Frequency Matters: Fast Model-Agnostic Data Curation for Pruning and Quantization
arXiv:2603.16105v1 Announce Type: new Abstract: Post-training model compression is essential for enhancing the portability of Large Language Models (LLMs) while preserving their performance. While several compression approaches have been proposed, less emphasis has been placed on selecting the most suitable set of data (the so-called \emph{calibration data}) for finding the compressed model configuration. The choice of calibration data is a critical step in preserving model capabilities both intra- and inter-tasks. In this work, we address the challenge of identifying high-performance calibration sets for both pruning and quantization by analyzing intrinsic data properties rather than model-specific signals. We introduce \texttt{\textbf{ZipCal}}, a model-agnostic data curation strategy that maximizes lexical diversity based on Zipfian power laws. Experiments demonstrate that our method consistently outperforms standard uniform random sampling across various pruning benchmarks. Notably
arXiv:2603.16105v1 Announce Type: new Abstract: Post-training model compression is essential for enhancing the portability of Large Language Models (LLMs) while preserving their performance. While several compression approaches have been proposed, less emphasis has been placed on selecting the most suitable set of data (the so-called \emph{calibration data}) for finding the compressed model configuration. The choice of calibration data is a critical step in preserving model capabilities both intra- and inter-tasks. In this work, we address the challenge of identifying high-performance calibration sets for both pruning and quantization by analyzing intrinsic data properties rather than model-specific signals. We introduce \texttt{\textbf{ZipCal}}, a model-agnostic data curation strategy that maximizes lexical diversity based on Zipfian power laws. Experiments demonstrate that our method consistently outperforms standard uniform random sampling across various pruning benchmarks. Notably, it also performs on par, in terms of downstream performance, with a state-of-the-art method that relies on model perplexity. The latter becomes prohibitively expensive at large-scale models and datasets, while \texttt{\textbf{ZipCal}} is on average $\sim$240$\times$ faster due to its tractable linear complexity\footnote{We make the code and the experiments available at https://anonymous.4open.science/r/zipcal-71CD/.}.
Executive Summary
This article presents ZipCal, a model-agnostic data curation strategy that leverages Zipfian power laws to maximize lexical diversity, thereby enhancing the performance of Large Language Models (LLMs) in pruning and quantization tasks. The authors demonstrate that ZipCal outperforms standard uniform random sampling and approaches the performance of a state-of-the-art method that relies on model perplexity, at a significantly lower computational cost. The proposed approach addresses a critical gap in post-training model compression, where the selection of calibration data is often overlooked. By introducing a tractable linear complexity, ZipCal offers a promising solution for large-scale models and datasets, with potential applications in various domains, including natural language processing, computer vision, and speech recognition.
Key Points
- ▸ ZipCal is a model-agnostic data curation strategy that utilizes Zipfian power laws to maximize lexical diversity.

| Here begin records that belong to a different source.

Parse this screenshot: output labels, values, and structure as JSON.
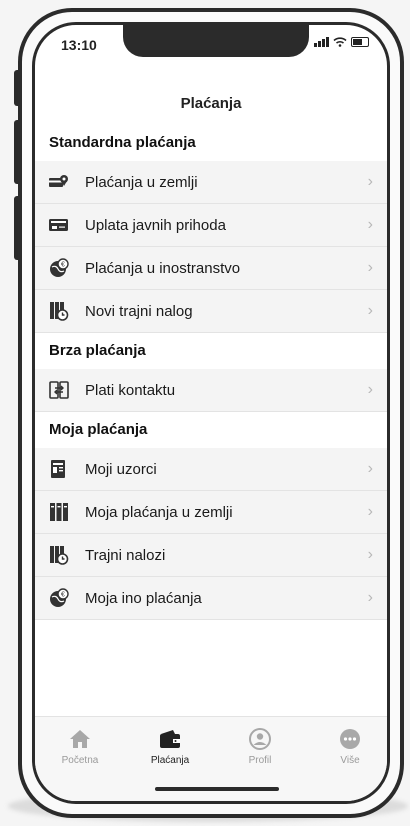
{
  "status": {
    "time": "13:10"
  },
  "header": {
    "title": "Plaćanja"
  },
  "sections": [
    {
      "title": "Standardna plaćanja",
      "items": [
        {
          "label": "Plaćanja u zemlji",
          "icon": "card-pin-icon"
        },
        {
          "label": "Uplata javnih prihoda",
          "icon": "card-chip-icon"
        },
        {
          "label": "Plaćanja u inostranstvo",
          "icon": "globe-euro-icon"
        },
        {
          "label": "Novi trajni nalog",
          "icon": "binders-clock-icon"
        }
      ]
    },
    {
      "title": "Brza plaćanja",
      "items": [
        {
          "label": "Plati kontaktu",
          "icon": "contact-transfer-icon"
        }
      ]
    },
    {
      "title": "Moja plaćanja",
      "items": [
        {
          "label": "Moji uzorci",
          "icon": "document-template-icon"
        },
        {
          "label": "Moja plaćanja u zemlji",
          "icon": "binders-icon"
        },
        {
          "label": "Trajni nalozi",
          "icon": "binders-clock-icon"
        },
        {
          "label": "Moja ino plaćanja",
          "icon": "globe-euro-icon"
        }
      ]
    }
  ],
  "tabs": [
    {
      "label": "Početna",
      "icon": "home-icon",
      "active": false
    },
    {
      "label": "Plaćanja",
      "icon": "wallet-icon",
      "active": true
    },
    {
      "label": "Profil",
      "icon": "profile-icon",
      "active": false
    },
    {
      "label": "Više",
      "icon": "more-icon",
      "active": false
    }
  ],
  "colors": {
    "text": "#1a1a1a",
    "row_bg": "#f4f4f4",
    "chevron": "#b8b8b8",
    "tab_inactive": "#9a9a9a"
  }
}
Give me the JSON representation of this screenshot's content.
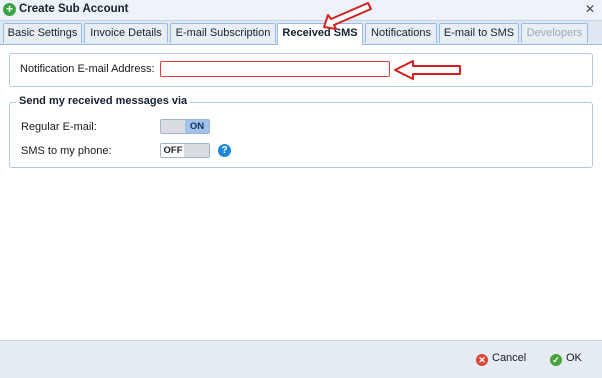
{
  "window": {
    "title": "Create Sub Account",
    "icon": "plus-circle-icon",
    "close_icon": "close-icon"
  },
  "tabs": [
    {
      "label": "Basic Settings",
      "state": "normal"
    },
    {
      "label": "Invoice Details",
      "state": "normal"
    },
    {
      "label": "E-mail Subscription",
      "state": "normal"
    },
    {
      "label": "Received SMS",
      "state": "active"
    },
    {
      "label": "Notifications",
      "state": "normal"
    },
    {
      "label": "E-mail to SMS",
      "state": "normal"
    },
    {
      "label": "Developers",
      "state": "disabled"
    }
  ],
  "notification": {
    "label": "Notification E-mail Address:",
    "value": ""
  },
  "received_via": {
    "legend": "Send my received messages via",
    "regular_email": {
      "label": "Regular E-mail:",
      "toggle": "ON"
    },
    "sms_phone": {
      "label": "SMS to my phone:",
      "toggle": "OFF",
      "help_icon": "question-icon"
    }
  },
  "footer": {
    "cancel_label": "Cancel",
    "cancel_icon": "x-circle-icon",
    "ok_label": "OK",
    "ok_icon": "check-circle-icon"
  },
  "colors": {
    "tab_border": "#99bbe8",
    "input_highlight": "#e03c3c",
    "toggle_on": "#9fc3ea",
    "annotation_arrow": "#d62020"
  }
}
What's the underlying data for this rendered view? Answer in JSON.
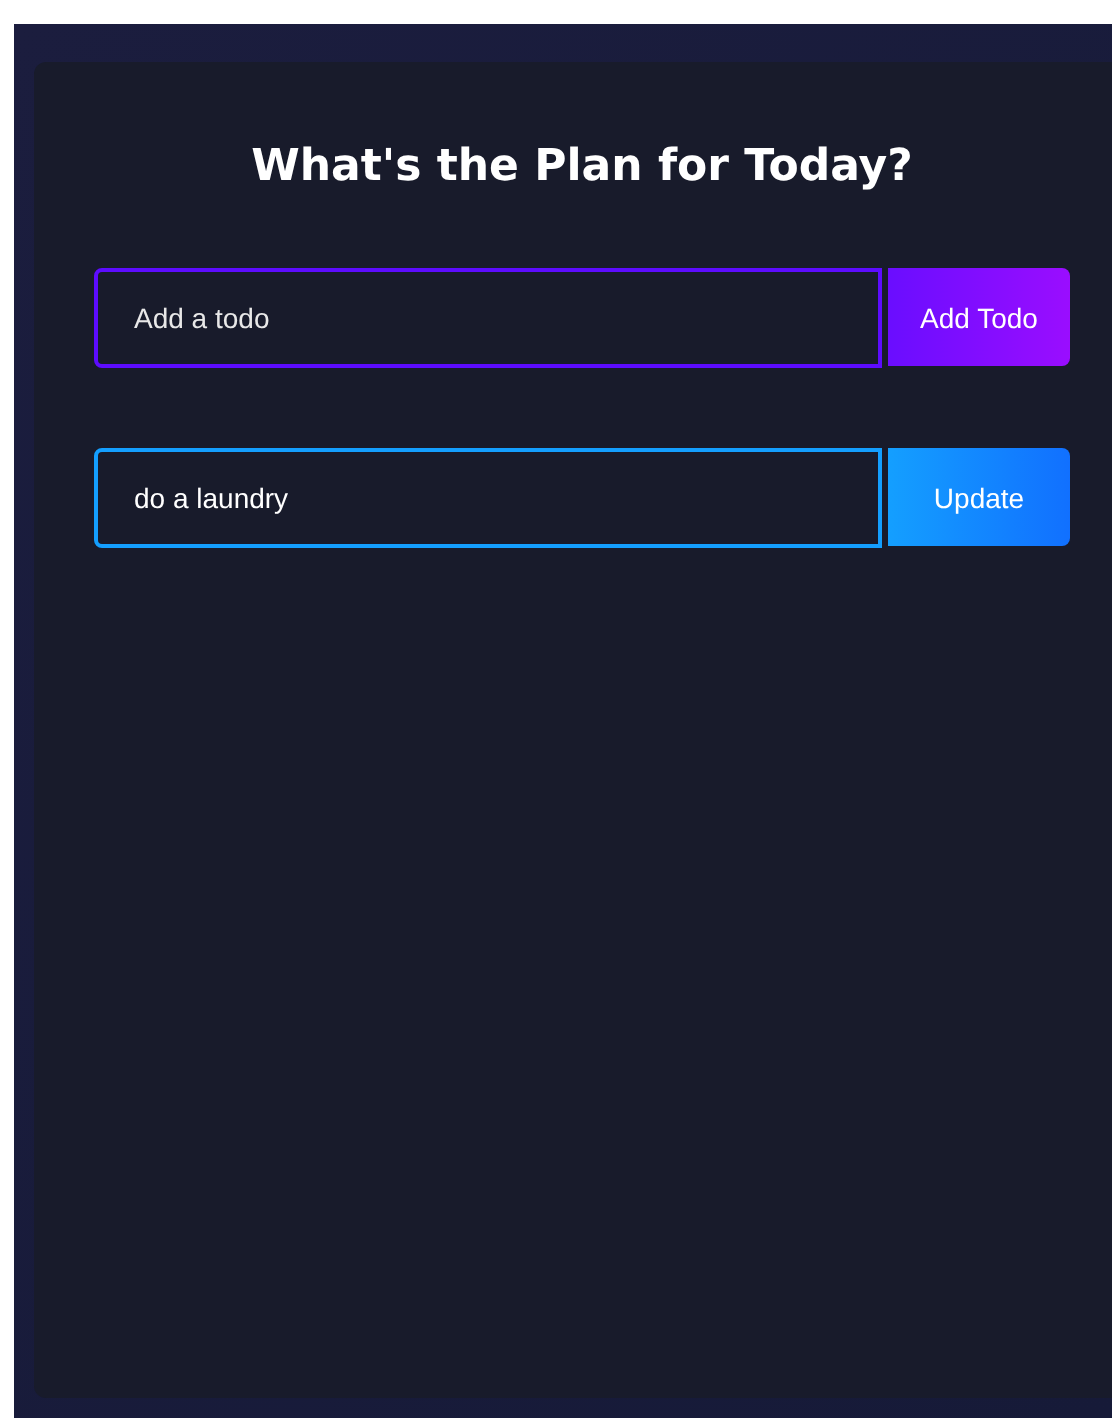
{
  "title": "What's the Plan for Today?",
  "forms": [
    {
      "kind": "add",
      "placeholder": "Add a todo",
      "button": "Add Todo"
    },
    {
      "kind": "edit",
      "value": "do a laundry",
      "button": "Update"
    }
  ]
}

- ▸ ZipCal outperforms standard uniform random sampling and approaches the performance of a state-of-the-art method that relies on model perplexity.
- ▸ ZipCal offers a tractable linear complexity, making it suitable for large-scale models and datasets.
Merits
Strength
The proposed method addresses a critical gap in post-training model compression, with a focus on selecting high-performance calibration data for pruning and quantization tasks.
Scalability
ZipCal offers a tractable linear complexity, making it suitable for large-scale models and datasets, which is a significant improvement over existing methods that rely on model perplexity.
Demerits
Limitation
The proposed method may not be directly applicable to other domains or tasks beyond pruning and quantization, requiring further adaptation and evaluation.
Expert Commentary
The article presents a well-structured and well-motivated approach to addressing the critical challenge of selecting high-performance calibration data for post-training model compression. The proposed method leverages Zipfian power laws to maximize lexical diversity, which is a novel and insightful application of this concept. The experimental results demonstrate the effectiveness of ZipCal, and the tractable linear complexity makes it a promising solution for large-scale models and datasets. However, further evaluation and adaptation of the proposed method are necessary to ensure its applicability to other domains and tasks. Additionally, the article raises important questions about the role of model compression in facilitating the deployment of AI models, which has significant implications for policy makers and regulators.
Recommendations
- ✓ Further evaluation and adaptation of the proposed method are necessary to ensure its applicability to other domains and tasks.
- ✓ The article highlights the importance of model compression in facilitating the deployment of AI models, which has significant implications for policy makers and regulators seeking to promote the adoption of AI technologies.